I would like to say that I support a truthful exploration of the facts concerning President Jefferson and his slave, Sally Hemings. I do not have a full understanding of the DNA science involved, nor its conclusions, and freely admit so in advance. I am in this a lay person who has followed the passionate debate with interest and curiosity. I have looked at accounts on both sides of the issue, and am unpersuaded by your vehemence in the matter. Even Monticello takes a neutral stance, given the paucity of evidence in this matter.

However, I should like to state for the record that as a descendant of the Old Dominion (via Missouri), and with ancestors who fought for the preservation of slavery, IT MAKES NOT ONE WHIT OF DIFFERENCE TO ME WHETHER JEFFERSON FATHERED SLAVE CHILDREN OR NOT. Please forgive my use of capitals, but I have detected in this discussion, and for years in other discussions about the topic, a repugnance at the thought, as if it made any real difference, that Jefferson might have black descendents, and an indignation at those who would advance the theory. If I misunderstand your position, I apologize.

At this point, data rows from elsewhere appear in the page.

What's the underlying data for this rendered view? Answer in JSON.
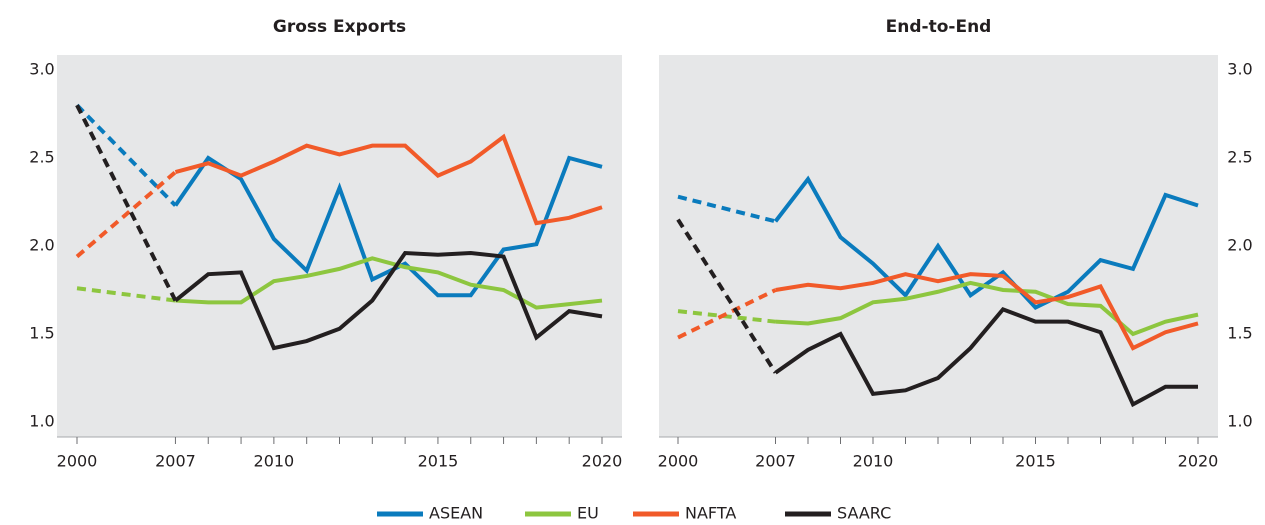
{
  "chart_data": [
    {
      "type": "line",
      "title": "Gross Exports",
      "y_axis_side": "left",
      "dashed_first_segment": true,
      "categories": [
        "2000",
        "2007",
        null,
        null,
        "2010",
        null,
        null,
        null,
        null,
        "2015",
        null,
        null,
        null,
        null,
        "2020"
      ],
      "ylim": [
        1.0,
        3.0
      ],
      "yticks": [
        {
          "value": 1.0,
          "label": "1.0"
        },
        {
          "value": 1.5,
          "label": "1.5"
        },
        {
          "value": 2.0,
          "label": "2.0"
        },
        {
          "value": 2.5,
          "label": "2.5"
        },
        {
          "value": 3.0,
          "label": "3.0"
        }
      ],
      "series": [
        {
          "name": "ASEAN",
          "color": "#0a7bbd",
          "values": [
            2.8,
            2.23,
            2.5,
            2.38,
            2.04,
            1.86,
            2.33,
            1.81,
            1.9,
            1.72,
            1.72,
            1.98,
            2.01,
            2.5,
            2.45
          ]
        },
        {
          "name": "EU",
          "color": "#8dc63f",
          "values": [
            1.76,
            1.69,
            1.68,
            1.68,
            1.8,
            1.83,
            1.87,
            1.93,
            1.88,
            1.85,
            1.78,
            1.75,
            1.65,
            1.67,
            1.69
          ]
        },
        {
          "name": "NAFTA",
          "color": "#f15a29",
          "values": [
            1.94,
            2.42,
            2.47,
            2.4,
            2.48,
            2.57,
            2.52,
            2.57,
            2.57,
            2.4,
            2.48,
            2.62,
            2.13,
            2.16,
            2.22
          ]
        },
        {
          "name": "SAARC",
          "color": "#231f20",
          "values": [
            2.8,
            1.69,
            1.84,
            1.85,
            1.42,
            1.46,
            1.53,
            1.69,
            1.96,
            1.95,
            1.96,
            1.94,
            1.48,
            1.63,
            1.6
          ]
        }
      ]
    },
    {
      "type": "line",
      "title": "End-to-End",
      "y_axis_side": "right",
      "dashed_first_segment": true,
      "categories": [
        "2000",
        "2007",
        null,
        null,
        "2010",
        null,
        null,
        null,
        null,
        "2015",
        null,
        null,
        null,
        null,
        "2020"
      ],
      "ylim": [
        1.0,
        3.0
      ],
      "yticks": [
        {
          "value": 1.0,
          "label": "1.0"
        },
        {
          "value": 1.5,
          "label": "1.5"
        },
        {
          "value": 2.0,
          "label": "2.0"
        },
        {
          "value": 2.5,
          "label": "2.5"
        },
        {
          "value": 3.0,
          "label": "3.0"
        }
      ],
      "series": [
        {
          "name": "ASEAN",
          "color": "#0a7bbd",
          "values": [
            2.28,
            2.14,
            2.38,
            2.05,
            1.9,
            1.72,
            2.0,
            1.72,
            1.85,
            1.65,
            1.74,
            1.92,
            1.87,
            2.29,
            2.23
          ]
        },
        {
          "name": "EU",
          "color": "#8dc63f",
          "values": [
            1.63,
            1.57,
            1.56,
            1.59,
            1.68,
            1.7,
            1.74,
            1.79,
            1.75,
            1.74,
            1.67,
            1.66,
            1.5,
            1.57,
            1.61
          ]
        },
        {
          "name": "NAFTA",
          "color": "#f15a29",
          "values": [
            1.48,
            1.75,
            1.78,
            1.76,
            1.79,
            1.84,
            1.8,
            1.84,
            1.83,
            1.68,
            1.71,
            1.77,
            1.42,
            1.51,
            1.56
          ]
        },
        {
          "name": "SAARC",
          "color": "#231f20",
          "values": [
            2.15,
            1.28,
            1.41,
            1.5,
            1.16,
            1.18,
            1.25,
            1.42,
            1.64,
            1.57,
            1.57,
            1.51,
            1.1,
            1.2,
            1.2
          ]
        }
      ]
    }
  ]
}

While it would be interesting to know whether Sally Hemings was, in fact, Jefferson's mistress, it would not take one scintilla of greatness away from him, nor would it reduce in any way his standing as one of our greatest presidents. Those who decry the hypocrisy of the author of the Declaration of Independence having carnal relations with his "property" fail to note the deeper hypocrisy the Founding Fathers perpetrated on this country, when they announced the birth of their new nation by stating that "all men are created equal," then left the institution of slavery intact and for another generation to tackle. Divisions over slavery undermined the health of the new country almost from the start, and led inexorably to the Civil War. While there are those who today try to minimize that importance of slavery as the cause of that conflagration, any open-minded person who reads widely in the literature of the period will see that nothing else so consumed men and women on both sides. But I digress.